Part D — Convergent & exploratory analyses

Context

Parts A, B, and C dug into the 10.0 process directly and validated findings across cohorts. Part D is more exploratory: convergent validity, within-stream consistency, factor structure, and the relationship between intermediate quality signals (SRP/FRP) and downstream outcomes. 6 analyses.

Headline findings

Signal-agreement is real but doesn't dramatically beat the composite alone. An applicant scoring above-median on 4 of 5 weak signals (composite, CodeSignal, ToC, research-taste, AIS count) ranks at much higher rates than one with 0–1 above-median. But the agreement-count AUC (~0.68) is only marginally better than composite-alone. D1 results.
Streams vary substantially in how closely they track the composite. Median ρ between composite and stream rank is ~0.20; some streams have ρ > 0.5 (closely tracking), others ρ < 0 (using orthogonal criteria). For low-ρ streams, per-attribute heatmaps reveal which attribute(s) the stream actually weights. D2 results.
Referee categories predict mentor evaluations weakly, mostly absorbed by centralized review scores. AI-safety-org refs show a modest positive lift on mentor composite, but the marginal value over centralized review scores is small (joint R² = 0.18 vs review-only R² = 0.18). D3 results.
Research-taste Part 1 and Part 2 are substantially redundant (Spearman ρ ≈ 0.64). Considering simplification to a single-part test for 11.0 could save applicant time without losing much signal. D4 results.
Mentor evaluations are essentially a single "overall quality" factor. PC1 explains 60–70% of variance across cohorts; all four sub-dimensions load positively and evenly. Halo effect is real and consistent. Composite ≈ mean ≈ any individual dimension for predictive purposes.

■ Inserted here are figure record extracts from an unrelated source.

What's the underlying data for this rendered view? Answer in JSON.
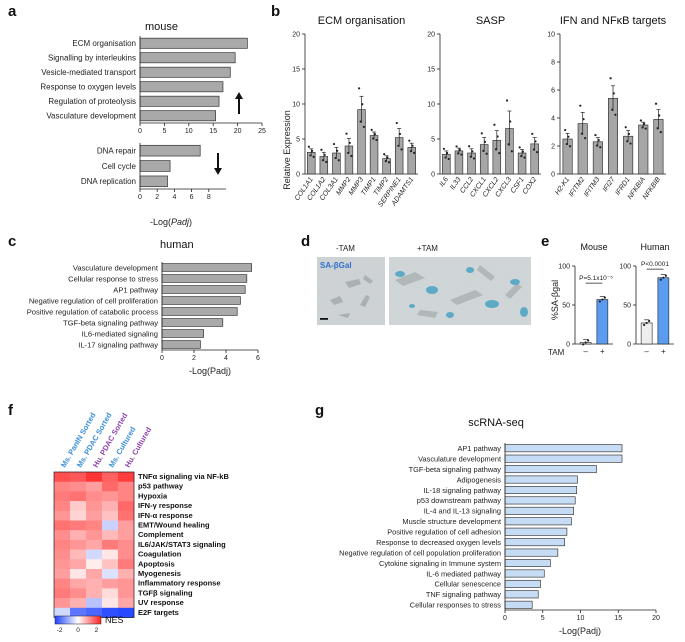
{
  "panels": {
    "a": "a",
    "b": "b",
    "c": "c",
    "d": "d",
    "e": "e",
    "f": "f",
    "g": "g"
  },
  "chart_data": [
    {
      "id": "a-up",
      "type": "bar",
      "orientation": "horizontal",
      "title": "mouse",
      "categories": [
        "ECM organisation",
        "Signalling by interleukins",
        "Vesicle-mediated transport",
        "Response to oxygen levels",
        "Regulation of proteolysis",
        "Vasculature development"
      ],
      "values": [
        22,
        19.5,
        18.5,
        17,
        16.2,
        15.5
      ],
      "xlim": [
        0,
        25
      ],
      "xticks": [
        "0",
        "5",
        "10",
        "15",
        "20",
        "25"
      ],
      "arrow": "up"
    },
    {
      "id": "a-down",
      "type": "bar",
      "orientation": "horizontal",
      "categories": [
        "DNA repair",
        "Cell cycle",
        "DNA replication"
      ],
      "values": [
        7,
        3.5,
        3.2
      ],
      "xlim": [
        0,
        10
      ],
      "xticks": [
        "0",
        "2",
        "4",
        "6",
        "8"
      ],
      "xlabel_pre": "-Log(",
      "xlabel_it": "Padj",
      "xlabel_post": ")",
      "arrow": "down"
    },
    {
      "id": "b",
      "type": "bar",
      "ylabel": "Relative Expression",
      "groups": [
        {
          "title": "ECM organisation",
          "ylim": [
            0,
            20
          ],
          "yticks": [
            "0",
            "5",
            "10",
            "15",
            "20"
          ],
          "categories": [
            "COL1A1",
            "COL1A2",
            "COL3A1",
            "MMP2",
            "MMP3",
            "TIMP1",
            "TIMP2",
            "SERPINE1",
            "ADAMTS1"
          ],
          "values": [
            3.1,
            2.5,
            3.0,
            4.0,
            9.2,
            5.5,
            2.2,
            5.2,
            3.8
          ],
          "errors": [
            0.5,
            0.6,
            0.8,
            1.1,
            1.9,
            0.5,
            0.4,
            1.3,
            0.6
          ]
        },
        {
          "title": "SASP",
          "ylim": [
            0,
            20
          ],
          "yticks": [
            "0",
            "5",
            "10",
            "15",
            "20"
          ],
          "categories": [
            "IL6",
            "IL33",
            "CCL2",
            "CXCL1",
            "CXCL2",
            "CXCL3",
            "CSF1",
            "COX2"
          ],
          "values": [
            2.8,
            3.3,
            3.0,
            4.2,
            4.8,
            6.5,
            3.0,
            4.3
          ],
          "errors": [
            0.5,
            0.4,
            0.6,
            1.0,
            1.4,
            2.5,
            0.5,
            0.9
          ]
        },
        {
          "title": "IFN and NFκB targets",
          "ylim": [
            0,
            10
          ],
          "yticks": [
            "0",
            "2",
            "4",
            "6",
            "8",
            "10"
          ],
          "categories": [
            "H2-K1",
            "IFITM2",
            "IFITM3",
            "IFI27",
            "IFRD1",
            "NFKBIA",
            "NFKBIB"
          ],
          "values": [
            2.5,
            3.6,
            2.3,
            5.4,
            2.7,
            3.5,
            3.9
          ],
          "errors": [
            0.4,
            0.8,
            0.3,
            0.9,
            0.4,
            0.2,
            0.7
          ]
        }
      ]
    },
    {
      "id": "c",
      "type": "bar",
      "orientation": "horizontal",
      "title": "human",
      "categories": [
        "Vasculature development",
        "Cellular response to stress",
        "AP1 pathway",
        "Negative regulation of cell proliferation",
        "Positive regulation of catabolic process",
        "TGF-beta signaling pathway",
        "IL6-mediated signaling",
        "IL-17 signaling pathway"
      ],
      "values": [
        5.6,
        5.3,
        5.2,
        4.9,
        4.7,
        3.8,
        2.6,
        2.4
      ],
      "xlim": [
        0,
        6
      ],
      "xticks": [
        "0",
        "2",
        "4",
        "6"
      ],
      "xlabel": "-Log(Padj)"
    },
    {
      "id": "e",
      "type": "bar",
      "ylabel": "%SA-βgal",
      "groups": [
        {
          "title": "Mouse",
          "categories": [
            "–",
            "+"
          ],
          "values": [
            2,
            57
          ],
          "ylim": [
            0,
            100
          ],
          "yticks": [
            "0",
            "50",
            "100"
          ],
          "pvalue": "P=5.1x10⁻⁵",
          "colors": [
            "#eeeeee",
            "#5b9bf0"
          ]
        },
        {
          "title": "Human",
          "categories": [
            "–",
            "+"
          ],
          "values": [
            27,
            85
          ],
          "ylim": [
            0,
            100
          ],
          "yticks": [
            "0",
            "50",
            "100"
          ],
          "pvalue": "P<0.0001",
          "colors": [
            "#eeeeee",
            "#5b9bf0"
          ]
        }
      ],
      "xlabel": "TAM"
    },
    {
      "id": "f",
      "type": "heatmap",
      "columns": [
        "Ms. PanIN Sorted",
        "Ms. PDAC Sorted",
        "Hu. PDAC Sorted",
        "Ms. Cultured",
        "Hu. Cultured"
      ],
      "column_colors": [
        "#3a8fd9",
        "#3a8fd9",
        "#8e44ad",
        "#3a8fd9",
        "#8e44ad"
      ],
      "rows": [
        "TNFα signaling via NF-kB",
        "p53 pathway",
        "Hypoxia",
        "IFN-γ response",
        "IFN-α response",
        "EMT/Wound healing",
        "Complement",
        "IL6/JAK/STAT3 signaling",
        "Coagulation",
        "Apoptosis",
        "Myogenesis",
        "Inflammatory response",
        "TGFβ signaling",
        "UV response",
        "E2F targets"
      ],
      "values": [
        [
          2.0,
          1.9,
          2.3,
          1.8,
          2.2
        ],
        [
          1.4,
          1.3,
          1.1,
          1.7,
          1.4
        ],
        [
          1.5,
          1.6,
          1.3,
          1.2,
          1.4
        ],
        [
          1.4,
          0.6,
          1.2,
          0.9,
          1.7
        ],
        [
          1.2,
          0.5,
          1.1,
          0.7,
          1.6
        ],
        [
          1.6,
          1.5,
          1.4,
          -0.6,
          1.1
        ],
        [
          1.3,
          0.9,
          1.2,
          0.8,
          1.1
        ],
        [
          1.4,
          1.2,
          1.0,
          1.5,
          1.3
        ],
        [
          1.3,
          0.8,
          -0.5,
          0.3,
          1.3
        ],
        [
          1.2,
          1.0,
          0.2,
          0.7,
          1.5
        ],
        [
          1.1,
          0.3,
          1.0,
          -0.4,
          0.9
        ],
        [
          1.4,
          1.0,
          0.9,
          1.1,
          1.2
        ],
        [
          1.5,
          1.3,
          0.9,
          0.4,
          1.2
        ],
        [
          1.2,
          0.9,
          -0.8,
          0.3,
          1.0
        ],
        [
          -0.5,
          -1.8,
          -2.0,
          -2.3,
          -2.4
        ]
      ],
      "colorbar": {
        "label": "NES",
        "ticks": [
          "-2",
          "0",
          "2"
        ],
        "range": [
          -2.5,
          2.5
        ]
      }
    },
    {
      "id": "g",
      "type": "bar",
      "orientation": "horizontal",
      "title": "scRNA-seq",
      "categories": [
        "AP1 pathway",
        "Vasculature development",
        "TGF-beta signaling pathway",
        "Adipogenesis",
        "IL-18 signaling pathway",
        "p53 downstream pathway",
        "IL-4 and IL-13 signaling",
        "Muscle structure development",
        "Positive regulation of cell adhesion",
        "Response to decreased oxygen levels",
        "Negative regulation of cell population proliferation",
        "Cytokine signaling in Immune system",
        "IL-6 mediated pathway",
        "Cellular senescence",
        "TNF signaling pathway",
        "Cellular responses to stress"
      ],
      "values": [
        15.5,
        15.5,
        12.1,
        9.6,
        9.5,
        9.3,
        9.1,
        8.8,
        8.2,
        7.9,
        7.0,
        6.0,
        5.2,
        4.7,
        4.4,
        3.6
      ],
      "xlim": [
        0,
        20
      ],
      "xticks": [
        "0",
        "5",
        "10",
        "15",
        "20"
      ],
      "xlabel": "-Log(Padj)"
    }
  ],
  "panel_d": {
    "left_label": "-TAM",
    "right_label": "+TAM",
    "stain_label": "SA-βGal"
  }
}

D5 results.
SRP/FRP × mentor-eval correlations are modest (and weaken over cohorts). 7.0: ρ ≈ +0.23; 8.0: +0.11; 9.0: +0.06. The 9.0 FRP rubric is most ambitious but least mentor-aligned — possibly measuring orthogonal program-quality dimensions. SRP/FRP is not a tight proxy for mentor signal. D6 results.

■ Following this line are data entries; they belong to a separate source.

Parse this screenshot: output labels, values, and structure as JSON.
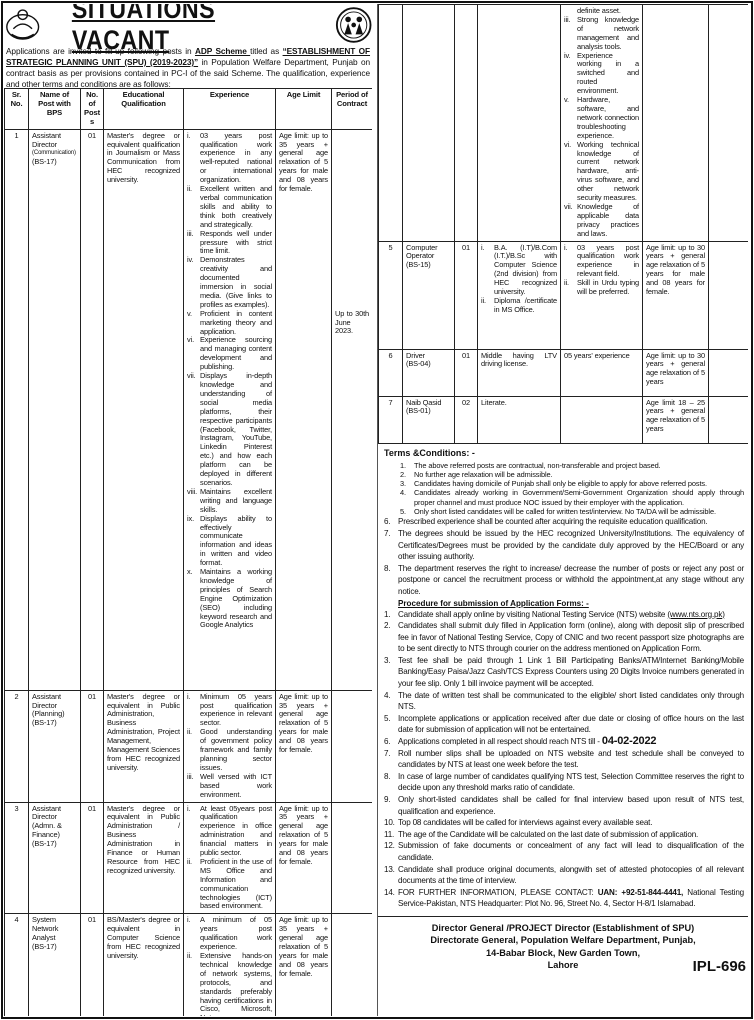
{
  "title": "SITUATIONS VACANT",
  "intro": {
    "p1": "Applications are invited to fill-up following posts in ",
    "b1": "ADP Scheme ",
    "p2": "titled as ",
    "b2": "“ESTABLISHMENT OF STRATEGIC PLANNING UNIT (SPU) (2019-2023)”",
    "p3": " in Population Welfare Department, Punjab on contract basis as per provisions contained in PC-I of the said Scheme. The qualification, experience and other terms and conditions are as follows:"
  },
  "table_headers": [
    "Sr. No.",
    "Name of Post with BPS",
    "No. of Post s",
    "Educational Qualification",
    "Experience",
    "Age Limit",
    "Period of Contract"
  ],
  "left_rows": [
    {
      "sr": "1",
      "name": "Assistant Director",
      "name_small": "(Communication)",
      "bps": "(BS-17)",
      "posts": "01",
      "edu": "Master's degree or equivalent qualification in Journalism or Mass Communication from HEC recognized university.",
      "exp": [
        {
          "n": "i.",
          "t": "03 years post qualification work experience in any well-reputed national or international organization."
        },
        {
          "n": "ii.",
          "t": "Excellent written and verbal communication skills and ability to think both creatively and strategically."
        },
        {
          "n": "iii.",
          "t": "Responds well under pressure with strict time limit."
        },
        {
          "n": "iv.",
          "t": "Demonstrates creativity and documented immersion in social media. (Give links to profiles as examples)."
        },
        {
          "n": "v.",
          "t": "Proficient in content marketing theory and application."
        },
        {
          "n": "vi.",
          "t": "Experience sourcing and managing content development and publishing."
        },
        {
          "n": "vii.",
          "t": "Displays in-depth knowledge and understanding of social media platforms, their respective participants (Facebook, Twitter, Instagram, YouTube, Linkedin Pinterest etc.) and how each platform can be deployed in different scenarios."
        },
        {
          "n": "viii.",
          "t": "Maintains excellent writing and language skills."
        },
        {
          "n": "ix.",
          "t": "Displays ability to effectively communicate information and ideas in written and video format."
        },
        {
          "n": "x.",
          "t": "Maintains a working knowledge of principles of Search Engine Optimization (SEO) including keyword research and Google Analytics"
        }
      ],
      "age": "Age limit: up to 35 years + general age relaxation of 5 years for male and 08 years for female.",
      "period": "Up to 30th June 2023."
    },
    {
      "sr": "2",
      "name": "Assistant Director (Planning)",
      "bps": "(BS-17)",
      "posts": "01",
      "edu": "Master's degree or equivalent in Public Administration, Business Administration, Project Management, Management Sciences from HEC recognized university.",
      "exp": [
        {
          "n": "i.",
          "t": "Minimum 05 years post qualification experience in relevant sector."
        },
        {
          "n": "ii.",
          "t": "Good understanding of government policy framework and family planning sector issues."
        },
        {
          "n": "iii.",
          "t": "Well versed with ICT based work environment."
        }
      ],
      "age": "Age limit: up to 35 years + general age relaxation of 5 years for male and 08 years for female."
    },
    {
      "sr": "3",
      "name": "Assistant Director (Admn. & Finance)",
      "bps": "(BS-17)",
      "posts": "01",
      "edu": "Master's degree or equivalent in Public Administration / Business Administration in Finance or Human Resource from HEC recognized university.",
      "exp": [
        {
          "n": "i.",
          "t": "At least 05years post qualification experience in office administration and financial matters in public sector."
        },
        {
          "n": "ii.",
          "t": "Proficient in the use of MS Office and Information and communication technologies (ICT) based environment."
        }
      ],
      "age": "Age limit: up to 35 years + general age relaxation of 5 years for male and 08 years for female."
    },
    {
      "sr": "4",
      "name": "System Network Analyst",
      "bps": "(BS-17)",
      "posts": "01",
      "edu": "BS/Master's degree or equivalent in Computer Science from HEC recognized university.",
      "exp": [
        {
          "n": "i.",
          "t": "A minimum of 05 years post qualification work experience."
        },
        {
          "n": "ii.",
          "t": "Extensive hands-on technical knowledge of network systems, protocols, and standards preferably having certifications in Cisco, Microsoft, Netware are a"
        }
      ],
      "age": "Age limit: up to 35 years + general age relaxation of 5 years for male and 08 years for female."
    }
  ],
  "right_rows": [
    {
      "sr": "",
      "name": "",
      "bps": "",
      "posts": "",
      "edu": "",
      "exp": [
        {
          "n": "",
          "t": "definite asset."
        },
        {
          "n": "iii.",
          "t": "Strong knowledge of network management and analysis tools."
        },
        {
          "n": "iv.",
          "t": "Experience working in a switched and routed environment."
        },
        {
          "n": "v.",
          "t": "Hardware, software, and network connection troubleshooting experience."
        },
        {
          "n": "vi.",
          "t": "Working technical knowledge of current network hardware, anti-virus software, and other network security measures."
        },
        {
          "n": "vii.",
          "t": "Knowledge of applicable data privacy practices and laws."
        }
      ],
      "age": ""
    },
    {
      "sr": "5",
      "name": "Computer Operator",
      "bps": "(BS-15)",
      "posts": "01",
      "edu_items": [
        {
          "n": "i.",
          "t": "B.A. (I.T)/B.Com (I.T.)/B.Sc with Computer Science (2nd division) from HEC recognized university."
        },
        {
          "n": "ii.",
          "t": "Diploma /certificate in MS Office."
        }
      ],
      "exp": [
        {
          "n": "i.",
          "t": "03 years post qualification work experience in relevant field."
        },
        {
          "n": "ii.",
          "t": "Skill in Urdu typing will be preferred."
        }
      ],
      "age": "Age limit: up to 30 years + general age relaxation of 5 years for male and 08 years for female."
    },
    {
      "sr": "6",
      "name": "Driver",
      "bps": "(BS-04)",
      "posts": "01",
      "edu": "Middle having LTV driving license.",
      "exp_text": "05 years' experience",
      "age": "Age limit: up to 30 years + general age relaxation of 5 years"
    },
    {
      "sr": "7",
      "name": "Naib Qasid",
      "bps": "(BS-01)",
      "posts": "02",
      "edu": "Literate.",
      "exp_text": "",
      "age": "Age limit 18 – 25 years + general age relaxation of 5 years"
    }
  ],
  "terms": {
    "heading": "Terms &Conditions: -",
    "sub": [
      {
        "n": "1.",
        "t": "The above referred posts are contractual, non-transferable and project based."
      },
      {
        "n": "2.",
        "t": "No further age relaxation will be admissible."
      },
      {
        "n": "3.",
        "t": "Candidates having domicile of Punjab shall only be eligible to apply for above referred posts."
      },
      {
        "n": "4.",
        "t": "Candidates already working in Government/Semi-Government Organization should apply through proper channel and must produce NOC issued by their employer with the application."
      },
      {
        "n": "5.",
        "t": "Only short listed candidates will be called for written test/interview. No TA/DA will be admissible."
      }
    ],
    "main": [
      {
        "n": "6.",
        "t": "Prescribed experience shall be counted after acquiring the requisite education qualification."
      },
      {
        "n": "7.",
        "t": "The degrees should be issued by the HEC recognized University/Institutions. The equivalency of Certificates/Degrees must be provided by the candidate duly approved by the HEC/Board or any other issuing authority."
      },
      {
        "n": "8.",
        "t": "The department reserves the right to increase/ decrease the number of posts or reject any post or postpone or cancel the recruitment process or withhold the appointment,at any stage without any notice."
      }
    ],
    "procedure_heading": "Procedure for submission of Application Forms: -",
    "procedure": [
      {
        "n": "1.",
        "t": "Candidate shall apply online by visiting National Testing Service (NTS) website ",
        "link": "(www.nts.org.pk)"
      },
      {
        "n": "2.",
        "t": "Candidates shall submit duly filled in Application form (online), along with deposit slip of prescribed fee in favor of National Testing Service, Copy of CNIC and two recent passport size photographs are to be sent directly to NTS through courier on the address mentioned on Application Form."
      },
      {
        "n": "3.",
        "t": "Test fee shall be paid through 1 Link 1 Bill Participating Banks/ATM/Internet Banking/Mobile Banking/Easy Paisa/Jazz Cash/TCS Express Counters using 20 Digits Invoice numbers generated in your fee slip. Only 1 bill invoice payment will be accepted."
      },
      {
        "n": "4.",
        "t": "The date of written test shall be communicated to the eligible/ short listed candidates only through NTS."
      },
      {
        "n": "5.",
        "t": "Incomplete applications or application received after due date or closing of office hours on the last date for submission of application will not be entertained."
      },
      {
        "n": "6.",
        "t": "Applications completed in all respect should reach NTS till - ",
        "big": "04-02-2022"
      },
      {
        "n": "7.",
        "t": "Roll number slips shall be uploaded on NTS website and test schedule shall be conveyed to candidates by NTS at least one week before the test."
      },
      {
        "n": "8.",
        "t": "In case of large number of candidates qualifying NTS test, Selection Committee reserves the right to decide upon any threshold marks ratio of candidate."
      },
      {
        "n": "9.",
        "t": "Only short-listed candidates shall be called for final interview based upon result of NTS test, qualification and experience."
      },
      {
        "n": "10.",
        "t": "Top 08 candidates will be called for interviews against every available seat."
      },
      {
        "n": "11.",
        "t": "The age of the Candidate will be calculated on the last date of submission of application."
      },
      {
        "n": "12.",
        "t": "Submission of fake documents or concealment of any fact will lead to disqualification of the candidate."
      },
      {
        "n": "13.",
        "t": "Candidate shall produce original documents, alongwith set of attested photocopies of all relevant documents at the time of interview."
      },
      {
        "n": "14.",
        "t": "FOR FURTHER INFORMATION, PLEASE CONTACT: ",
        "bold": "UAN: +92-51-844-4441,",
        "after": " National Testing Service-Pakistan, NTS Headquarter: Plot No. 96, Street No. 4, Sector H-8/1 Islamabad."
      }
    ]
  },
  "footer": {
    "lines": [
      "Director General /PROJECT Director (Establishment of SPU)",
      "Directorate General, Population Welfare Department, Punjab,",
      "14-Babar Block, New Garden Town,",
      "Lahore"
    ],
    "code": "IPL-696"
  },
  "icons": {
    "left_logo": "government-of-punjab-emblem",
    "right_logo": "population-welfare-department-logo"
  }
}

11.0 implications (tentative)

Show Stage-3 reviewers a simple "weak-signal agreement count" as a secondary view alongside the composite (D1). Cheap signal that captures the convergent validity intuition.
Talk to low-consistency streams (D2) — find out whether they're picking up signal the composite misses or ranking idiosyncratically. Per-cluster scoring (per A6) is the obvious follow-up.
Simplify the research-taste test — one part instead of two — based on Part 1 / Part 2 redundancy (D4). Saves applicant time.
Don't try to design dimension-specific predictive rubrics for mentor evaluations (D5). The halo effect means a single composite is what you're predicting, regardless of which dimension you target.
Re-evaluate the FRP rubric (D6) — if it's measuring something orthogonal to mentor signal, decide whether that's intentional (it's measuring program impact, not researcher quality) or whether it's drifted unhelpfully.

Individual reports

Analysis	Question	n
D1 — Convergent validity	Does signal-agreement predict ranking?	~604 Stage-3 empirical
D2 — Stream consistency	How closely does each stream track the composite?	25 streams with ≥5 ranked
D3 — Reference quality (9.0)	Do referee categories predict mentor evals?	86 joined (9.0 only)
D4 — Work test score analysis	Sub-score redundancy? Tier consistency?	394 RT takers, 82 PG takers
D5 — Mentor eval factor structure	One factor or many?	76–106 mentor evals per cohort
D6 — SRP/FRP signal value	Do SRP/FRP scores correlate with mentor evals and publications?	~50–90 per cohort joined

Errors encountered during Part D

None unrecovered. One in-flight: D4's policy/gov "grading tier" field turned out to be a dict containing rationale text, not a clean tier label — switched to comparing overall scores by ranked status instead.